Rule 41(b) provides that “[i]f the plaintiff fails to prosecute or to comply with these rules or a court order, a defendant may move to dismiss the action or any claim against it.” FED. R. CIV. PROC. 41(b). “The sanction of dismissal is the most severe sanction that a court may apply, and its use must be tempered by a careful exercise of judicial discretion.” McMahan v. Deutsche Bank AG, 892 F.3d 926, 931 (7th Cir. 2018)(quoting Webber v. Eye
Corp., 721 F.2d 1067, 1069 (7th Cir. 1983)(quoting reference omitted))(emphasis in original). In McMahan, the Seventh Circuit reiterated the factors a district court must consider before dismissing an action pursuant to Rule 41(b): [T]he frequency and magnitude of the plaintiff’s failure to comply with deadlines for prosecution of the suit, the apportionment of responsibility for those failures between the plaintiff and his counsel, the effect of those failures on the judge’s calendar and time, the prejudice if any to the defendant caused by the plaintiff’s dilatory conduct, the probable merits of the suit, and the consequences of dismissal for the social objectives of the type of litigation that the suit represents.

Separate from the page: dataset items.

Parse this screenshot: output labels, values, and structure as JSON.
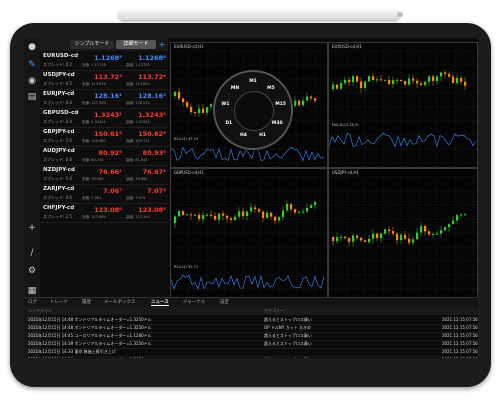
{
  "toolbar": {
    "simple_mode": "シンプルモード",
    "detail_mode": "詳細モード",
    "add": "+"
  },
  "sidebar_icons": [
    "user-icon",
    "pencil-icon",
    "chat-icon",
    "document-icon",
    "plus-icon",
    "brush-icon",
    "settings-icon",
    "grid-icon"
  ],
  "watchlist": [
    {
      "symbol": "EURUSD-cd",
      "time": "07:58:12",
      "spread": "スプレッド: 0.2",
      "bid": "1.1268⁵",
      "ask": "1.1268⁸",
      "low": "安値: 1.12718",
      "high": "高値: 1.12739",
      "dir": "up"
    },
    {
      "symbol": "USDJPY-cd",
      "time": "07:58:12",
      "spread": "スプレッド: 0.2",
      "bid": "113.72³",
      "ask": "113.72⁶",
      "low": "安値: 113.675",
      "high": "高値: 113.852",
      "dir": "down"
    },
    {
      "symbol": "EURJPY-cd",
      "time": "07:58:12",
      "spread": "スプレッド: 0.4",
      "bid": "128.16¹",
      "ask": "128.16⁵",
      "low": "安値: 127.949",
      "high": "高値: 128.274",
      "dir": "up"
    },
    {
      "symbol": "GBPUSD-cd",
      "time": "07:58:12",
      "spread": "スプレッド: 0.4",
      "bid": "1.3243¹",
      "ask": "1.3243⁵",
      "low": "安値: 1.32441",
      "high": "高値: 1.32544",
      "dir": "down"
    },
    {
      "symbol": "GBPJPY-cd",
      "time": "07:58:12",
      "spread": "スプレッド: 1.0",
      "bid": "150.61⁶",
      "ask": "150.62⁴",
      "low": "安値: 150.480",
      "high": "高値: 150.711",
      "dir": "down"
    },
    {
      "symbol": "AUDJPY-cd",
      "time": "07:58:12",
      "spread": "スプレッド: 0.6",
      "bid": "80.92⁹",
      "ask": "80.93⁵",
      "low": "安値: 80.710",
      "high": "高値: 81.041",
      "dir": "down"
    },
    {
      "symbol": "NZDJPY-cd",
      "time": "07:58:12",
      "spread": "スプレッド: 1.0",
      "bid": "76.66¹",
      "ask": "76.67¹",
      "low": "安値: 76.560",
      "high": "高値: 76.682",
      "dir": "down"
    },
    {
      "symbol": "ZARJPY-cd",
      "time": "07:57:55",
      "spread": "スプレッド: 0.6",
      "bid": "7.06⁷",
      "ask": "7.07³",
      "low": "安値: 7.061",
      "high": "高値: 7.079",
      "dir": "down"
    },
    {
      "symbol": "CHFJPY-cd",
      "time": "07:58:12",
      "spread": "スプレッド: 2.5",
      "bid": "123.08⁰",
      "ask": "123.08⁵",
      "low": "安値: 122.889",
      "high": "高値: 123.144",
      "dir": "down"
    }
  ],
  "charts": [
    {
      "title": "EURUSD-cd,H1",
      "indicator": "RSI(14) 43.19"
    },
    {
      "title": "EURUSD-cd,H1",
      "indicator": "MACD(12,26,9)"
    },
    {
      "title": "GBPUSD-cd,H1",
      "indicator": "RSI(14) 55.72"
    },
    {
      "title": "USDJPY-cd,H1",
      "indicator": ""
    }
  ],
  "timeframe_dial": {
    "labels": [
      "M1",
      "M5",
      "M15",
      "M30",
      "H1",
      "H4",
      "D1",
      "W1",
      "MN"
    ]
  },
  "tabs": [
    "ログ",
    "トレード",
    "履歴",
    "メールボックス",
    "ニュース",
    "ジャーナル",
    "設定"
  ],
  "active_tab": "ニュース",
  "news_columns": {
    "title": "ヘッドライン",
    "subject": "カテゴリー"
  },
  "news": [
    {
      "time": "2021年12月15日 14:48",
      "title": "ポンドリアルタイムオーダー=1.3250ドル",
      "subject": "超えるとストップロス買い",
      "date": "2021.12.15 07:56"
    },
    {
      "time": "2021年12月15日 14:48",
      "title": "ポンドリアルタイムオーダー=1.3250ドル",
      "subject": "OP:ドルNY カット 大きめ",
      "date": "2021.12.15 07:56"
    },
    {
      "time": "2021年12月15日 14:45",
      "title": "ユーロリアルタイムオーダー=1.1280ドル",
      "subject": "超えるとストップロス買い",
      "date": "2021.12.15 07:56"
    },
    {
      "time": "2021年12月15日 14:39",
      "title": "ポンドリアルタイムオーダー=1.3250ドル",
      "subject": "超えるとストップロス買い",
      "date": "2021.12.15 07:56"
    },
    {
      "time": "2021年12月15日 14:33",
      "title": "東京 株価上昇引き上げ",
      "subject": "",
      "date": "2021.12.15 07:56"
    },
    {
      "time": "2021年12月15日 14:29",
      "title": "ユーロリアルタイムオーダー=1.2850ドル",
      "subject": "超えるとストップロス買い",
      "date": "2021.12.15 07:56"
    },
    {
      "time": "2021年12月15日 14:27",
      "title": "ユーロリアルタイムオーダー=128.60円",
      "subject": "売り",
      "date": "2021.12.15 07:56"
    },
    {
      "time": "2021年12月15日 14:23",
      "title": "ユーロリアルタイムオーダー=1.1250ドル",
      "subject": "買い・割り込むとストップロス売り",
      "date": "2021.12.15 07:56"
    }
  ]
}
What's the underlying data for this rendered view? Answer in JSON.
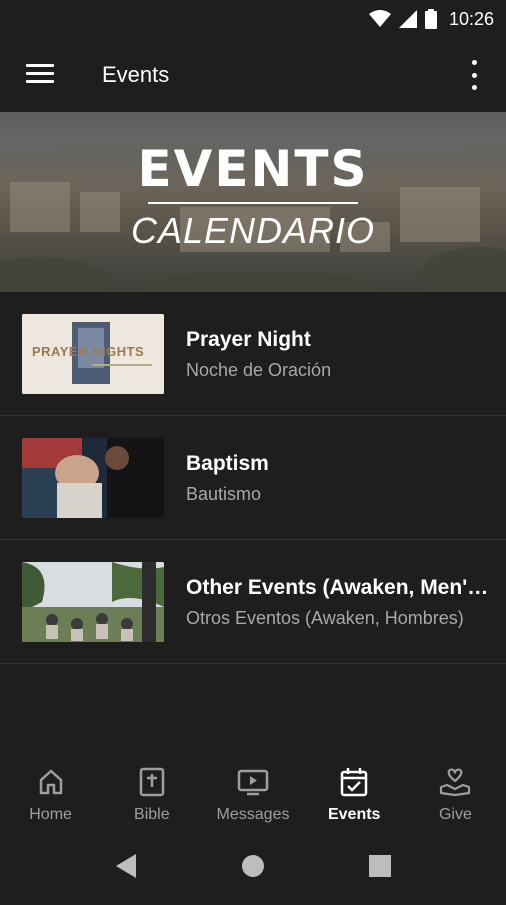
{
  "status_bar": {
    "time": "10:26",
    "icons": [
      "wifi-icon",
      "signal-icon",
      "battery-icon"
    ]
  },
  "app_bar": {
    "title": "Events",
    "menu_icon": "menu-icon",
    "more_icon": "more-vert-icon"
  },
  "banner": {
    "title": "EVENTS",
    "subtitle": "CALENDARIO"
  },
  "events": [
    {
      "title": "Prayer Night",
      "subtitle": "Noche de Oración",
      "thumb_text": "PRAYER NIGHTS"
    },
    {
      "title": "Baptism",
      "subtitle": "Bautismo"
    },
    {
      "title": "Other Events (Awaken, Men's Group)",
      "subtitle": "Otros Eventos (Awaken, Hombres)"
    }
  ],
  "bottom_nav": [
    {
      "label": "Home",
      "icon": "home-icon",
      "active": false
    },
    {
      "label": "Bible",
      "icon": "bible-icon",
      "active": false
    },
    {
      "label": "Messages",
      "icon": "tv-play-icon",
      "active": false
    },
    {
      "label": "Events",
      "icon": "calendar-check-icon",
      "active": true
    },
    {
      "label": "Give",
      "icon": "hand-heart-icon",
      "active": false
    }
  ],
  "system_nav": [
    "back-icon",
    "home-circle-icon",
    "recents-icon"
  ]
}
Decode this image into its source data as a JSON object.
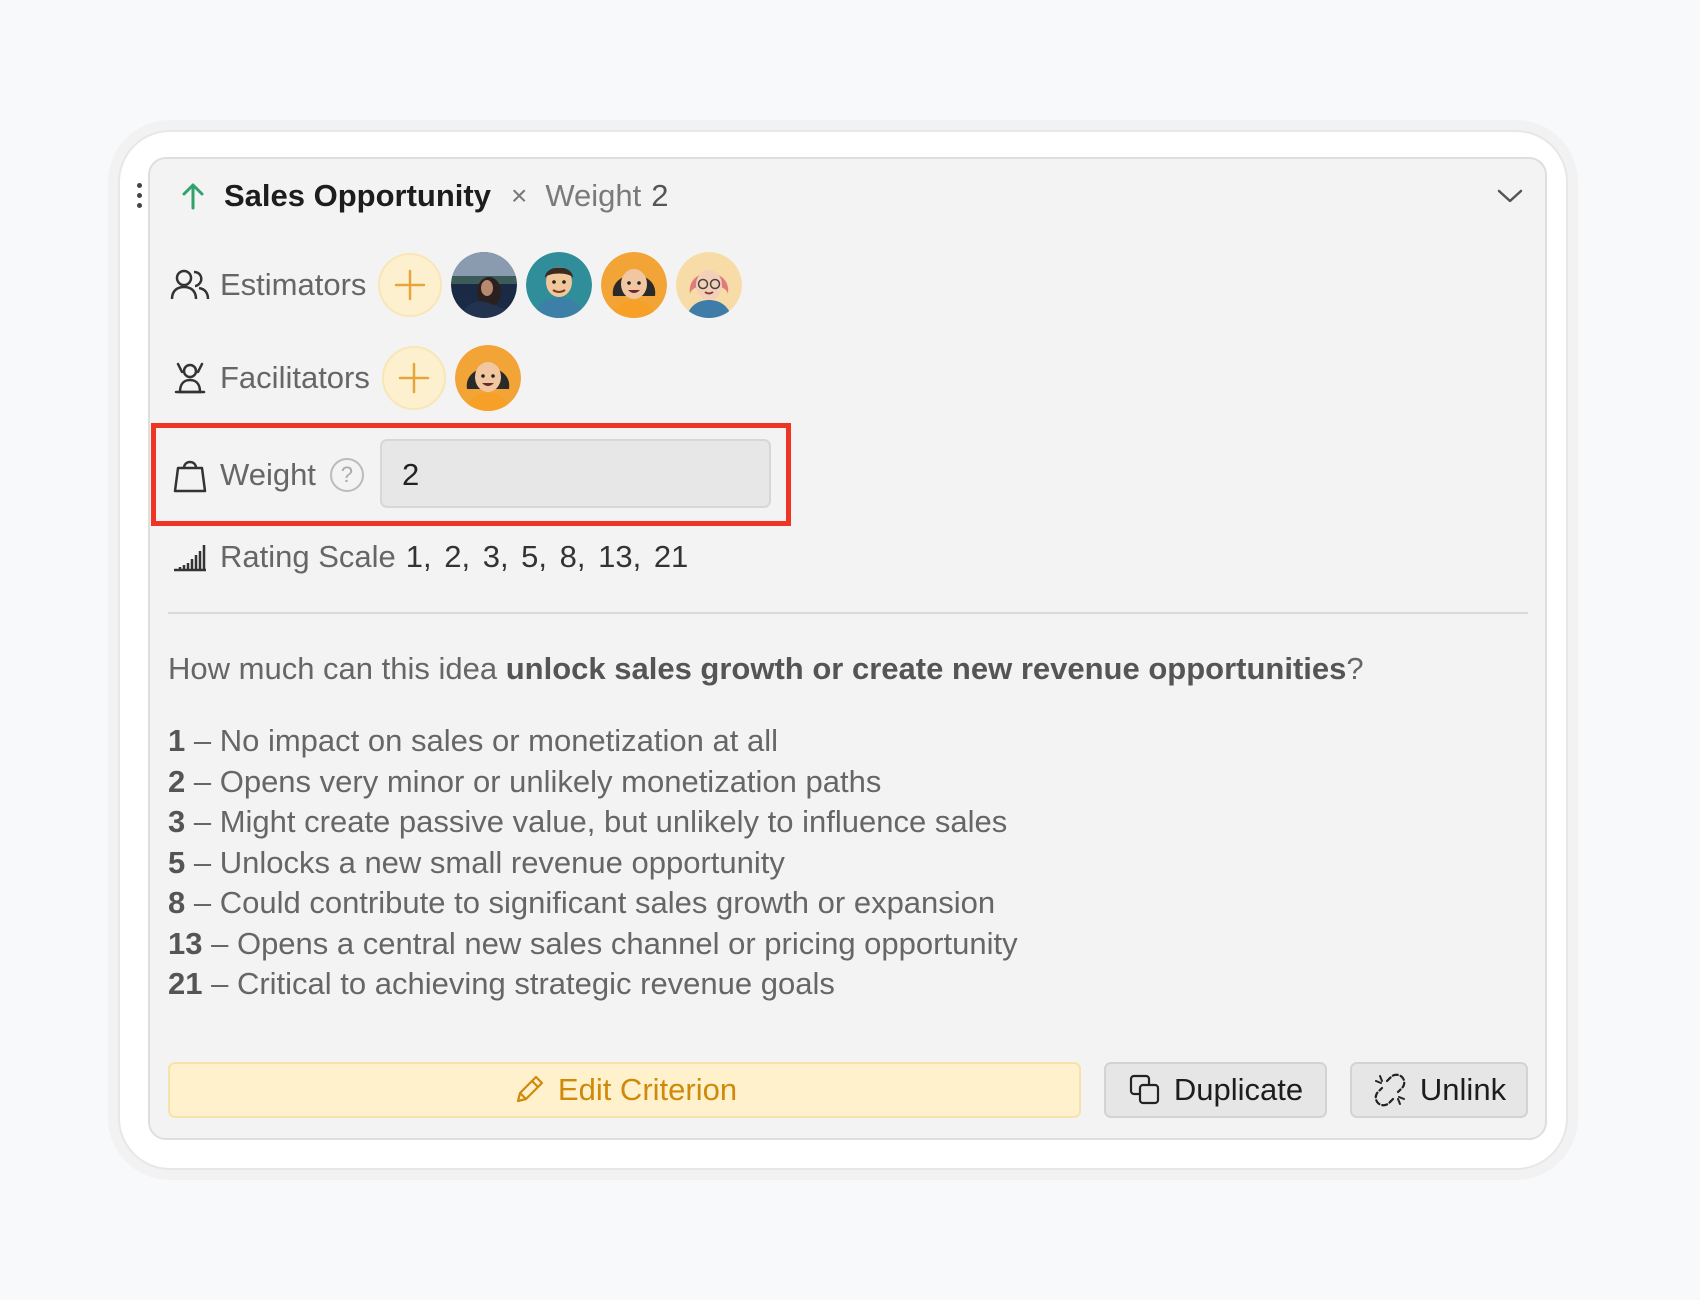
{
  "criterion": {
    "title": "Sales Opportunity",
    "separator": "×",
    "weight_label": "Weight",
    "weight_value": "2"
  },
  "estimators": {
    "label": "Estimators",
    "avatars": [
      "avatar-photo",
      "avatar-man-teal",
      "avatar-woman-orange",
      "avatar-woman-glasses"
    ]
  },
  "facilitators": {
    "label": "Facilitators",
    "avatars": [
      "avatar-woman-orange"
    ]
  },
  "weight_field": {
    "label": "Weight",
    "help": "?",
    "value": "2"
  },
  "rating_scale": {
    "label": "Rating Scale",
    "values": "1, 2, 3, 5, 8, 13, 21"
  },
  "description": {
    "question_prefix": "How much can this idea ",
    "question_bold": "unlock sales growth or create new revenue opportunities",
    "question_suffix": "?",
    "levels": [
      {
        "score": "1",
        "text": " – No impact on sales or monetization at all"
      },
      {
        "score": "2",
        "text": " – Opens very minor or unlikely monetization paths"
      },
      {
        "score": "3",
        "text": " – Might create passive value, but unlikely to influence sales"
      },
      {
        "score": "5",
        "text": " – Unlocks a new small revenue opportunity"
      },
      {
        "score": "8",
        "text": " – Could contribute to significant sales growth or expansion"
      },
      {
        "score": "13",
        "text": " – Opens a central new sales channel or pricing opportunity"
      },
      {
        "score": "21",
        "text": " – Critical to achieving strategic revenue goals"
      }
    ]
  },
  "actions": {
    "edit_label": "Edit Criterion",
    "duplicate_label": "Duplicate",
    "unlink_label": "Unlink"
  },
  "colors": {
    "accent_green": "#2fa36b",
    "highlight_red": "#ee3523",
    "edit_orange": "#d08a0b"
  }
}
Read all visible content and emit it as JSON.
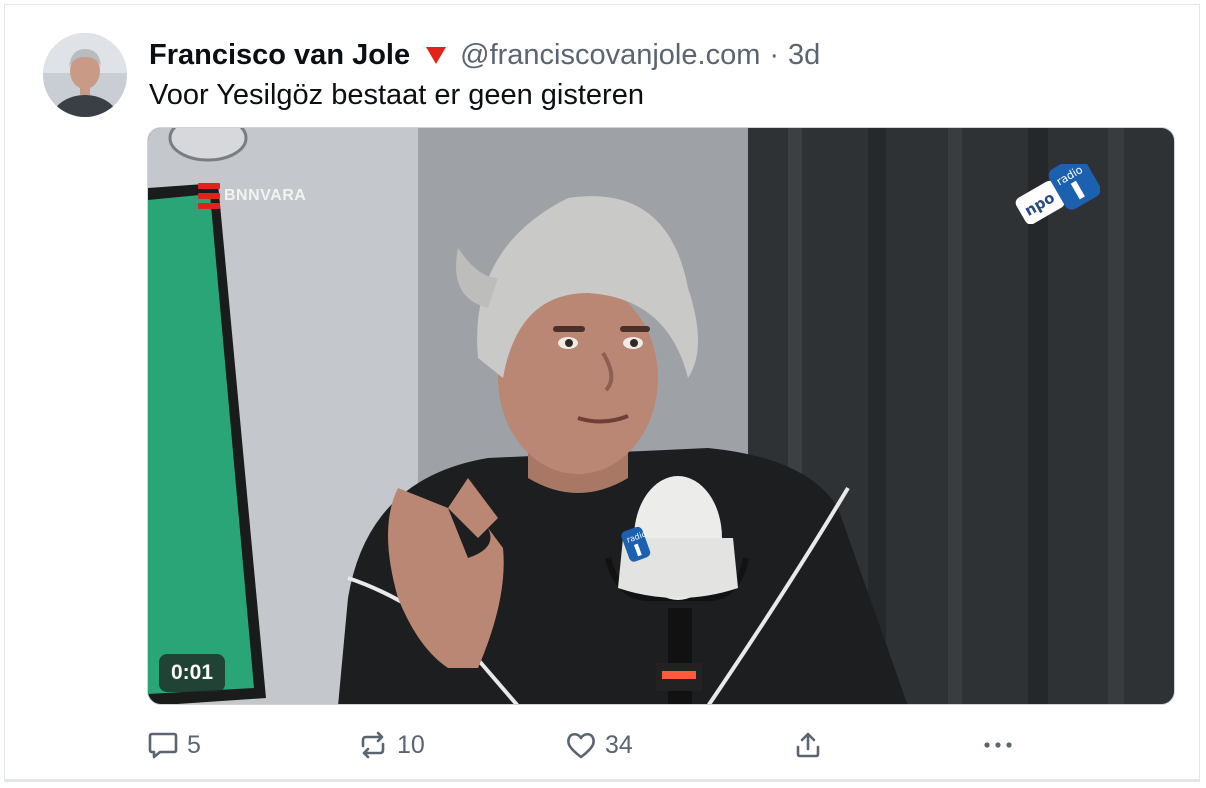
{
  "post": {
    "author_name": "Francisco van Jole",
    "badge_icon": "red-triangle-down-icon",
    "handle": "@franciscovanjole.com",
    "separator": "·",
    "time_ago": "3d",
    "text": "Voor Yesilgöz bestaat er geen gisteren"
  },
  "media": {
    "type": "video",
    "duration": "0:01",
    "channel_logo_text": "BNNVARA",
    "station_logo_text": "npo radio 1"
  },
  "actions": {
    "reply": {
      "icon": "comment-icon",
      "count": "5"
    },
    "repost": {
      "icon": "repost-icon",
      "count": "10"
    },
    "like": {
      "icon": "heart-icon",
      "count": "34"
    },
    "share": {
      "icon": "share-icon"
    },
    "more": {
      "icon": "more-dots-icon"
    }
  },
  "colors": {
    "accent_red": "#e1231b",
    "text_primary": "#0b0f14",
    "text_secondary": "#5b6470"
  }
}
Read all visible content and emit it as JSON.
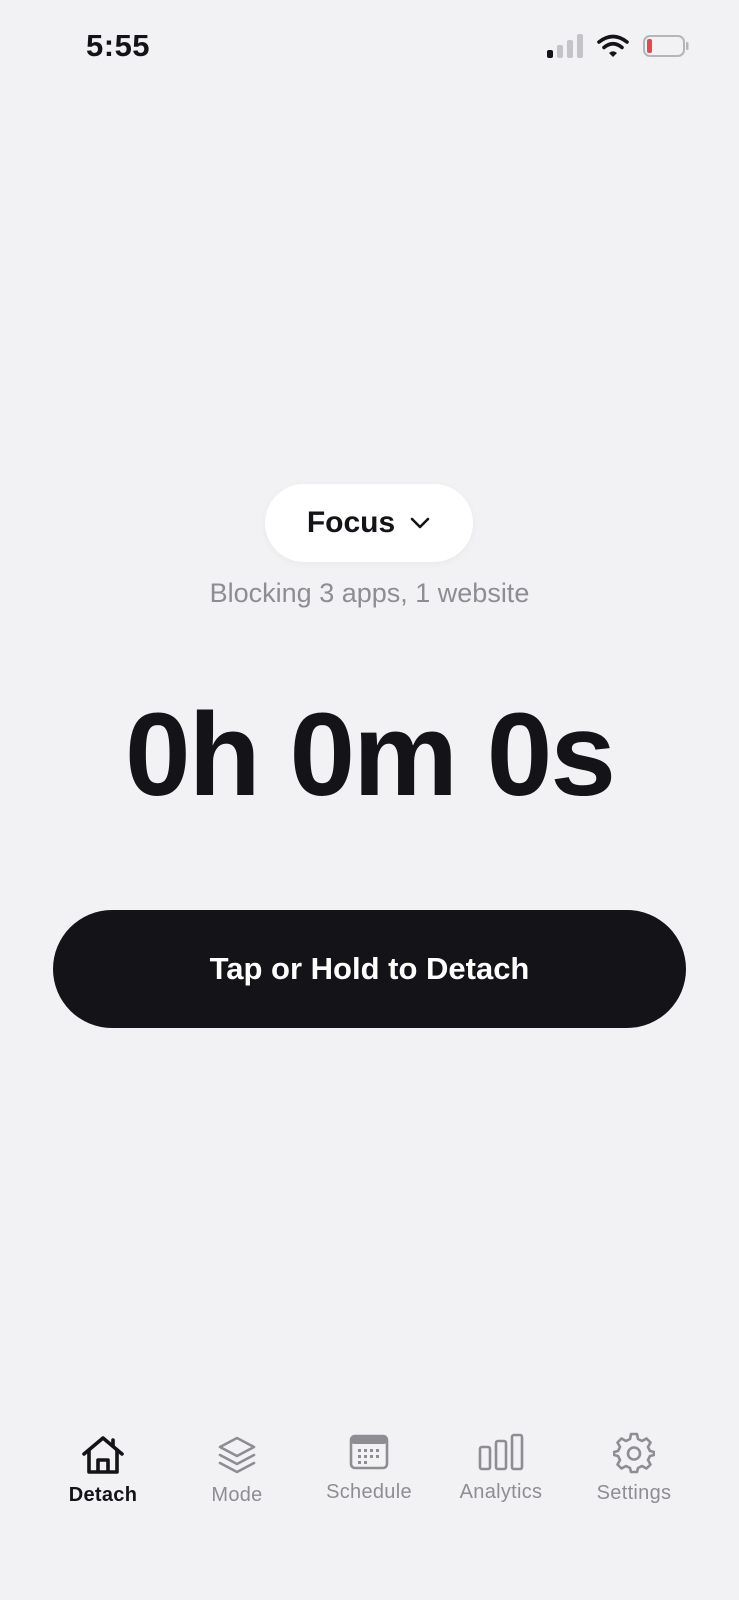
{
  "status_bar": {
    "time": "5:55",
    "icons": [
      "signal-icon",
      "wifi-icon",
      "battery-low-icon"
    ]
  },
  "mode_selector": {
    "label": "Focus",
    "icon": "chevron-down-icon"
  },
  "blocking_summary": "Blocking 3 apps, 1 website",
  "timer": "0h 0m 0s",
  "detach_button_label": "Tap or Hold to Detach",
  "tabs": [
    {
      "label": "Detach",
      "icon": "home-icon",
      "active": true
    },
    {
      "label": "Mode",
      "icon": "layers-icon",
      "active": false
    },
    {
      "label": "Schedule",
      "icon": "calendar-icon",
      "active": false
    },
    {
      "label": "Analytics",
      "icon": "bar-chart-icon",
      "active": false
    },
    {
      "label": "Settings",
      "icon": "gear-icon",
      "active": false
    }
  ],
  "colors": {
    "background": "#f2f2f5",
    "primary": "#141418",
    "muted": "#8d8d93",
    "battery_low": "#e5484d"
  }
}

McMahan, 892 F.3d at 931-932 (quoting Aura Lamp & Lighting Inc. v. Int’l Trading Corp., 325 F.3d 903, 908 (7th Cir. 2003)). When considering whether a defendant is prejudiced, an “unreasonable delay gives rise to a presumption of prejudice.” McMahan, 892 F.3d at 932 (citing Washington v. Walker, 734 F.2d 1237, 1239 (7th Cir. 1984)). There is no requirement that a court consider lesser sanctions or warn a party “that dismissal was coming,” particularly where a defendant moves for dismissal, providing notice to a plaintiff that dismissal could be imminent. Id. at 932-933 (citing references omitted). That said, there is a strong preference that cases be resolved on the merits where possible. There is a strong case for dismissal of this action. The Court is troubled by repeated promises from Plaintiff’s counsel that discovery responses were coming in short order, though no responses have been provided and no reason for this failure was communicated. In lieu of immediately compiling responses when Defendant moved to dismiss on May 29, 2020, Plaintiff’s counsel now asks for an additional 30 days to respond even though counsel represented to Defendant that responses would be completed in early January 2020 and then, it seems, never communicated with defense counsel again. This conduct demonstrates a frequency and magnitude to Plaintiff’s failure to comply that counsels in favor of dismissal That said, the first time the Court was alerted to any discovery issues or disputes was through Defendant’s motion to dismiss in May 2020. After carefully considering the positions of the parties, the Court DENIES Defendant's motion to dismiss. Plaintiff is DIRECTED to respond to the outstanding discovery requests within 14 days, no later than July 14, 2020. Absent extraordinary circumstances, this deadline will not be extended, as fourteen days is perhaps too generous an extension. Plaintiff shall file a certificate of compliance demonstrating that the responses have been tendered to Defendant. Failure to do so and failure to respond timely will result in dismissal of this action with prejudice for want of prosecution. Additionally, the final pretrial conference and jury trial dates are VACATED.